One who says a sweet good morning - because that is one of those times i feel the most alone.
One who whispers a precious good night - because the loneliness is almost too much to bear those moments before closing my eyes.
How precious is a friendship with one who gets this life.
I wish a thousand times over that we had never met - because that would mean that our loved ones had not left us. But a thousand times over i am thankful that if we must walk this way, at least we can be friends in it together.
Music has always been a major force in my life. From the time i can barely remember as a kid growing up. A radio played. A record was turning. And when there was neither - Momma sang. God love that woman - she couldn't carry a tune in a bucket! But she sang - with her heart and soul. She sang.
And then, with Rick.
When words would not come for either of us - there was always a song. A song to be shared. A song to be remembered.
How many times did he call me from work - even before cell phones - and tell me to listen to a certain song that was playing on the radio?
How many times he called the radio station and requested a song be played for me - at a certain time.
How much money have we spent thru the years on 8-tracks (yes, i am that old), cassettes, CD's?
Concerts that we have went to, somehow affording the time and the money.
Nights when we would sit under the stars and he would softly sing - song after song after song. Until his voice literally gave out. And still leave me wanting more.
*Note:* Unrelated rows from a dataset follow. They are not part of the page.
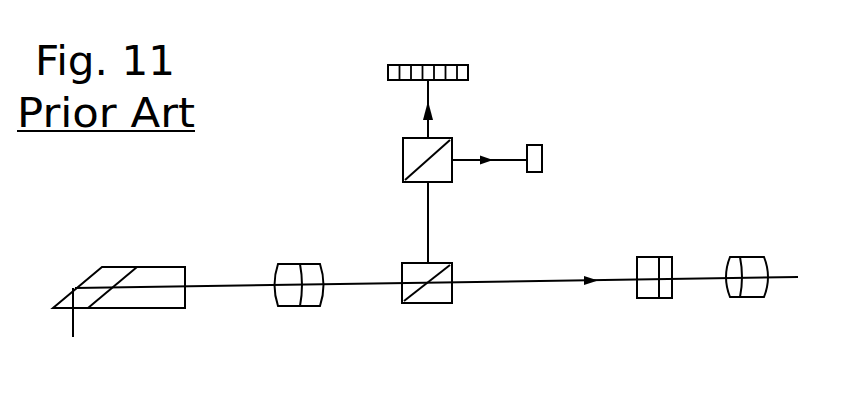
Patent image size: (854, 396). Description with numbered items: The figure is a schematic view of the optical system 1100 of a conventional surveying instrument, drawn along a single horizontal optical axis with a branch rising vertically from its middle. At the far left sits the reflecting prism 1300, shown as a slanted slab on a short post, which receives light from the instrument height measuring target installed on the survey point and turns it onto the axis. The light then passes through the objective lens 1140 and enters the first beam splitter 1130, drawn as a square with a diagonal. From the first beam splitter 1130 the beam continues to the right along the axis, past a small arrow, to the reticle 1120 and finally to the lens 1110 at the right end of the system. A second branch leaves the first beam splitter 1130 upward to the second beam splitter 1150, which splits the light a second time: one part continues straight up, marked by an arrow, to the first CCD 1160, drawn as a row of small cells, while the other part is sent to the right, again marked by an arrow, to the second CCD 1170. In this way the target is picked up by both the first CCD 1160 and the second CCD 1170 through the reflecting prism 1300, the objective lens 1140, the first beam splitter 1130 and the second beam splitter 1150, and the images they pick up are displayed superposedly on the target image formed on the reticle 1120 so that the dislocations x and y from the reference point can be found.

The optical pickup system (prior art) 1100 is at (549, 325).
The collimating lens 1110 is at (750, 257).
The reticle 1120 is at (655, 258).
The first beam splitter 1130 is at (438, 303).
The objective lens 1140 is at (295, 262).
The second beam splitter 1150 is at (442, 182).
The first CCD 1160 is at (445, 63).
The second CCD 1170 is at (542, 156).
The reflecting prism 1300 is at (145, 308).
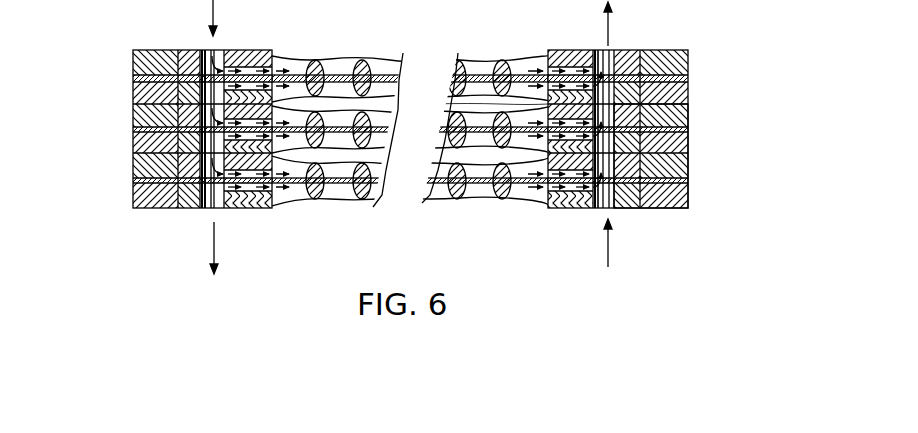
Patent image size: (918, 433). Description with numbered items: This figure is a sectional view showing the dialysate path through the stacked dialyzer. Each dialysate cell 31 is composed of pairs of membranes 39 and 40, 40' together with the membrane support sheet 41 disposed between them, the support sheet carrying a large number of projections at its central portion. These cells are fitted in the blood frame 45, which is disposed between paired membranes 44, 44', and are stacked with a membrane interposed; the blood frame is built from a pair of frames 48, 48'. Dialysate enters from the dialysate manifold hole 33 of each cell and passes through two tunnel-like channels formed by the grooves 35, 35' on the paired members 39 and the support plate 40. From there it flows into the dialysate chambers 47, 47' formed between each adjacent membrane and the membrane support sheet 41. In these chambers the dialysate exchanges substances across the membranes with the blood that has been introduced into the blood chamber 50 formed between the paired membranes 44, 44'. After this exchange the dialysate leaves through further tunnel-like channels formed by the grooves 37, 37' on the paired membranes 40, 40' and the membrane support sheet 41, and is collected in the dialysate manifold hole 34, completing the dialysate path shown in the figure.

The dialysate cell 31 is at (92, 33).
The dialysate manifold hole 33 is at (214, 55).
The dialysate manifold hole 34 is at (608, 55).
The groove 35 is at (267, 92).
The groove 35' is at (285, 116).
The groove 37 is at (548, 91).
The groove 37' is at (563, 113).
The membrane 39 is at (190, 62).
The membrane 40 is at (671, 46).
The membrane 40' is at (675, 93).
The membrane support sheet 41 is at (134, 78).
The membrane 44 is at (386, 106).
The membrane 44' is at (431, 114).
The blood frame 45 is at (740, 127).
The dialysate chamber 47 is at (361, 120).
The dialysate chamber 47' is at (472, 129).
The frame 48 is at (674, 128).
The frame 48' is at (677, 180).
The blood chamber 50 is at (479, 105).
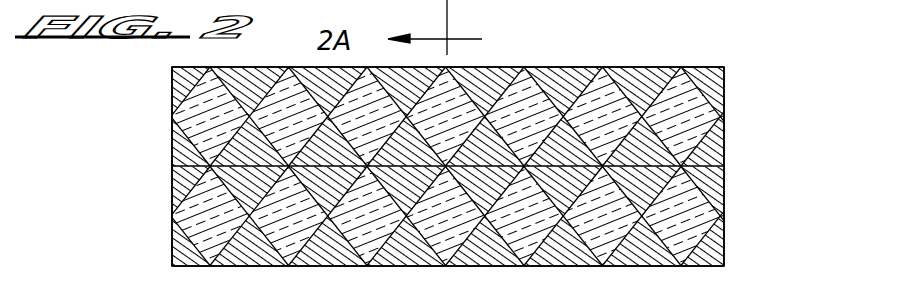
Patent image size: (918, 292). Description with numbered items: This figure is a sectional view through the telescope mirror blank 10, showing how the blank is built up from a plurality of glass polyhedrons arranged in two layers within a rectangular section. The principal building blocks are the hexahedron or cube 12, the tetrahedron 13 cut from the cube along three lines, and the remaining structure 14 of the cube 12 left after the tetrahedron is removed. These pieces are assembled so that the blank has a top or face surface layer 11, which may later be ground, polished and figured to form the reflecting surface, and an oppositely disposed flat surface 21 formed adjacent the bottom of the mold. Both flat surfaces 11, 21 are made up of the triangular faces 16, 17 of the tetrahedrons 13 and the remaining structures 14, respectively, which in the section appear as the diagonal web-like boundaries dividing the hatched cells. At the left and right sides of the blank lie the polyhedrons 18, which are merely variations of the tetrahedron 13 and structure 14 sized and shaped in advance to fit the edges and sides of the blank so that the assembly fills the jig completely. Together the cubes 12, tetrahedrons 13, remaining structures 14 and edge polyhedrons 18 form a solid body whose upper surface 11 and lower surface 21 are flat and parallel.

Times when i could not sleep, troubled with life - and he would hold me in his arms, and just sing to me. Calming me and quieting me. Making me just to know that no matter what - everything would somehow be ok.
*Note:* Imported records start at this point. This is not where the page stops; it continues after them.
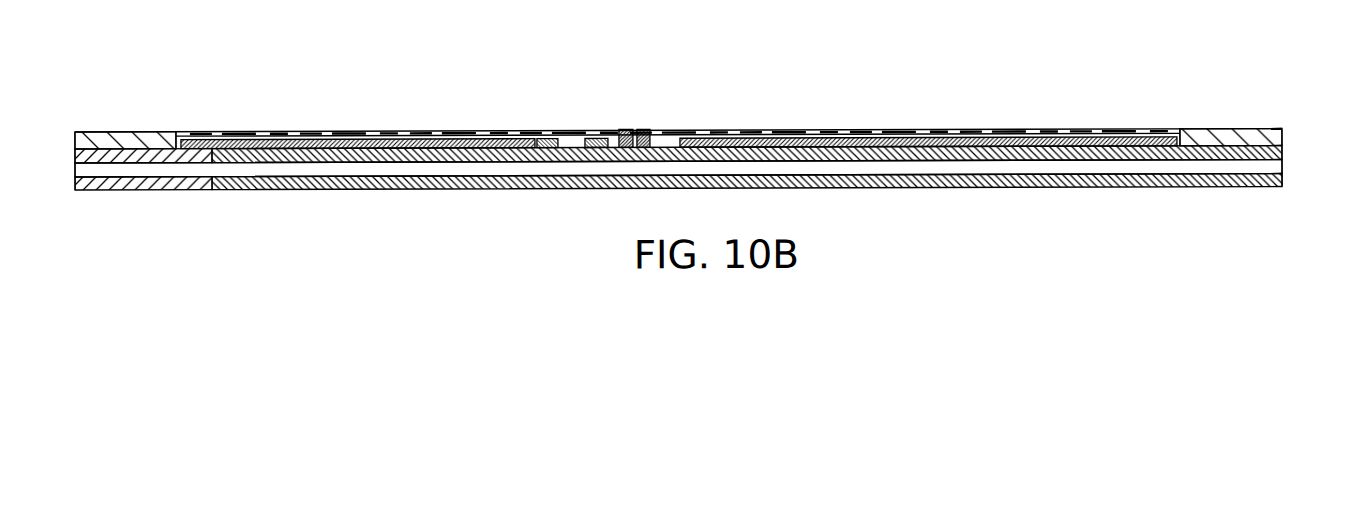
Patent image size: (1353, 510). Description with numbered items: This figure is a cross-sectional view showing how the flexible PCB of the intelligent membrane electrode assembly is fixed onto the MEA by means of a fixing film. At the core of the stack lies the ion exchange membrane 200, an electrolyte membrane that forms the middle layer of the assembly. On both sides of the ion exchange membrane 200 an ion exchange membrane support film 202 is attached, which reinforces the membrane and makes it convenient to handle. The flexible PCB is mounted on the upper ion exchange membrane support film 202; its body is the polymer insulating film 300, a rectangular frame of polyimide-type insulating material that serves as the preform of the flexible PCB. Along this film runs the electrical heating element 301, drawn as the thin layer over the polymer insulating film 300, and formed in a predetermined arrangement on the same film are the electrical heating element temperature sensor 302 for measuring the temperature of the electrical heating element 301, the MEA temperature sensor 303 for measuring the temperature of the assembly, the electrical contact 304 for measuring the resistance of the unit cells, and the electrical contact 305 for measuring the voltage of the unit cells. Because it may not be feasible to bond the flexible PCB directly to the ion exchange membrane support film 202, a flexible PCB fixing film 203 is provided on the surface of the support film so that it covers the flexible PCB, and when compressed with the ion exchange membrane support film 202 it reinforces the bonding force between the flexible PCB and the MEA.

The ion exchange membrane 200 is at (1283, 170).
The ion exchange membrane support film 202 is at (1283, 151).
The flexible PCB fixing film 203 is at (1243, 132).
The polymer insulating film 300 is at (1187, 133).
The electrical heating element 301 is at (843, 139).
The electrical heating element temperature sensor 302 is at (538, 140).
The MEA temperature sensor 303 is at (585, 140).
The electrical contact for measuring resistance 304 is at (644, 131).
The electrical contact for measuring voltage 305 is at (622, 131).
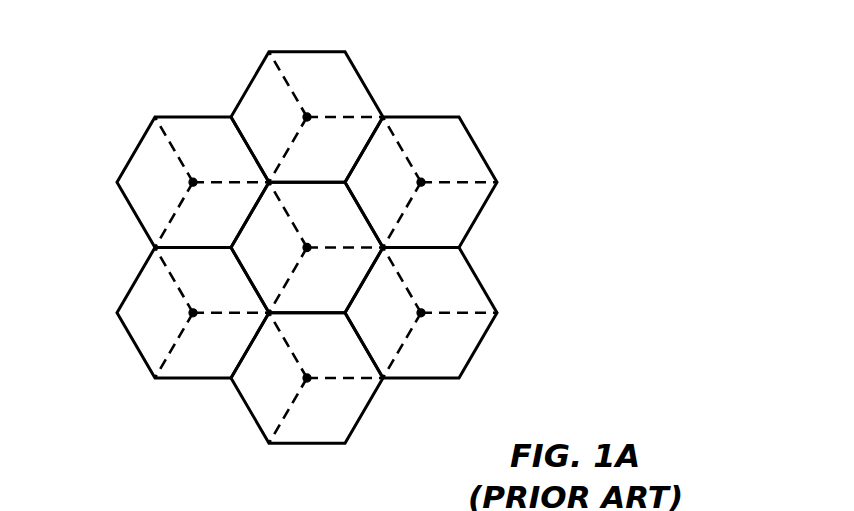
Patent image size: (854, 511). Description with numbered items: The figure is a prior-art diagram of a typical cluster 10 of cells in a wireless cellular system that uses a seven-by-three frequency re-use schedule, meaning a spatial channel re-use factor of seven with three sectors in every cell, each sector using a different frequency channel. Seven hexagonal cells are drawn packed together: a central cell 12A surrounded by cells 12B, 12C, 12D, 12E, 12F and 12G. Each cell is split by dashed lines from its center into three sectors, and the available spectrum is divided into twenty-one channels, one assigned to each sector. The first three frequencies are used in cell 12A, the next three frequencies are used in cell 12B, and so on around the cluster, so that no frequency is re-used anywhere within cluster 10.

The cluster 10 is at (543, 134).
The cell 12A is at (247, 263).
The cell 12B is at (476, 277).
The cell 12C is at (366, 407).
The cell 12D is at (131, 338).
The cell 12E is at (127, 164).
The cell 12F is at (254, 78).
The cell 12G is at (412, 117).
In all of the sickness and hard times that we endured those years, Music was the anchor for our hearts and souls.
Hours upon hours we listened to the music. Music had a way of easing Rick's pain when the medications would not. And music touched that place deep within him and brought peace to him in the worst of times.
The last few months of his life, the music was not fully shared. He had a set of earphones and he wore them, listening to the music. It was like he needed to be as close to the music as he could be.
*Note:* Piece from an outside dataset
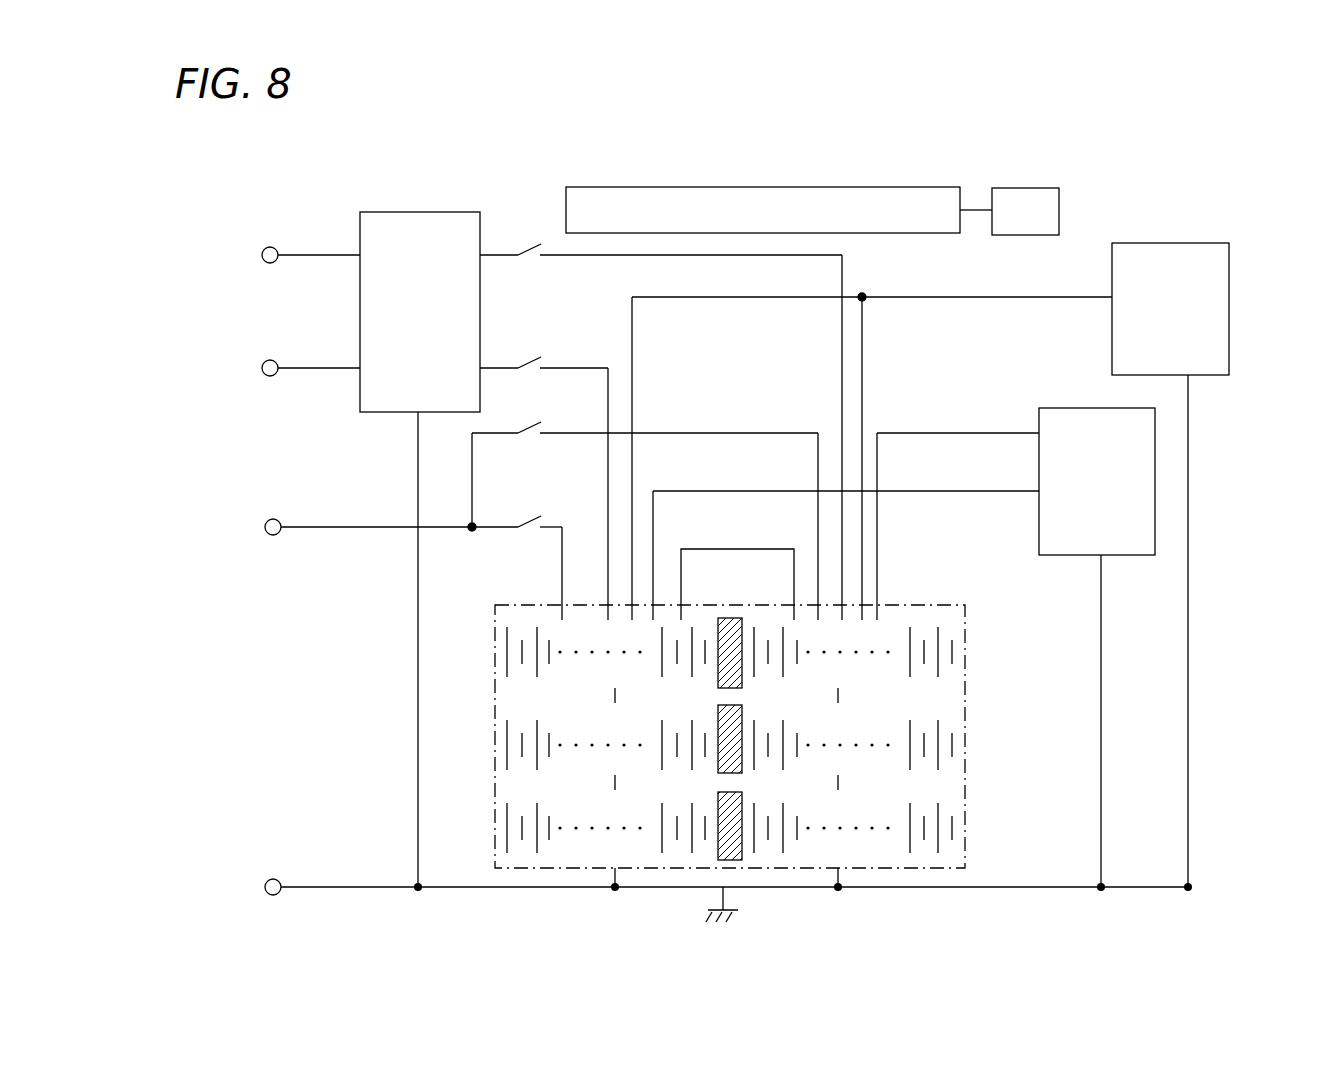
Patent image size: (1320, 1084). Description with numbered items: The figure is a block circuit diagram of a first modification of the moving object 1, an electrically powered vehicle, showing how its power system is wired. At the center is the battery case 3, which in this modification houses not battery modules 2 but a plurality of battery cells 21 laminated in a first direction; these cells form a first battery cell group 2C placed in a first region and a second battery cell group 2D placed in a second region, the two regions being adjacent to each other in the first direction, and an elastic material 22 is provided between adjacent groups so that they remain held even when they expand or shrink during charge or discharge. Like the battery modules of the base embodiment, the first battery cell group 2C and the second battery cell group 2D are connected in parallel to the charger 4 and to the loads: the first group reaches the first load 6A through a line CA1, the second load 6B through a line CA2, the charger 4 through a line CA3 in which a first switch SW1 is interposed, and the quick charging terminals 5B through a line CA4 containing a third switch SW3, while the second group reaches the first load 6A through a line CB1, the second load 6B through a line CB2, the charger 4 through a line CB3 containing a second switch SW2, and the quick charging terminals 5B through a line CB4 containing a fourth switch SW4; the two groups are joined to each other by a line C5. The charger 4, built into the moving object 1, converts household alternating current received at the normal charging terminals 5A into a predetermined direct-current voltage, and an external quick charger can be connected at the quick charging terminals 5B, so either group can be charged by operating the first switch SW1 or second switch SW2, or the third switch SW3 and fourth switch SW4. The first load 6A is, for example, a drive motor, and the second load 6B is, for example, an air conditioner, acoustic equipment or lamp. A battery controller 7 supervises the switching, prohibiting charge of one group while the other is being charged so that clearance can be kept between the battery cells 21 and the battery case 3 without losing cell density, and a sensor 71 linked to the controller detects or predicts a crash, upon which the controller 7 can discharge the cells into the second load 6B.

But ... for these last 33 weeks, i have listened to very little music.
It was just too much for me to bear.
My soul was in darkness.
My spirit was crushed.
I cry enough tears without the music. Or so i thought.
I am slowly finding out that the tears i cried without the music were so completely different than the tears with the music.
The tears with the music actually feel like healing tears.
tears that hold more hope than despair.
tears that hold promise of tomorrow,
not just the emptiness of today.
So, to this one who has shared the music with me - thank you.
You are helping me in ways that i have no words to explain ... but there will be a song that i will share with you one day.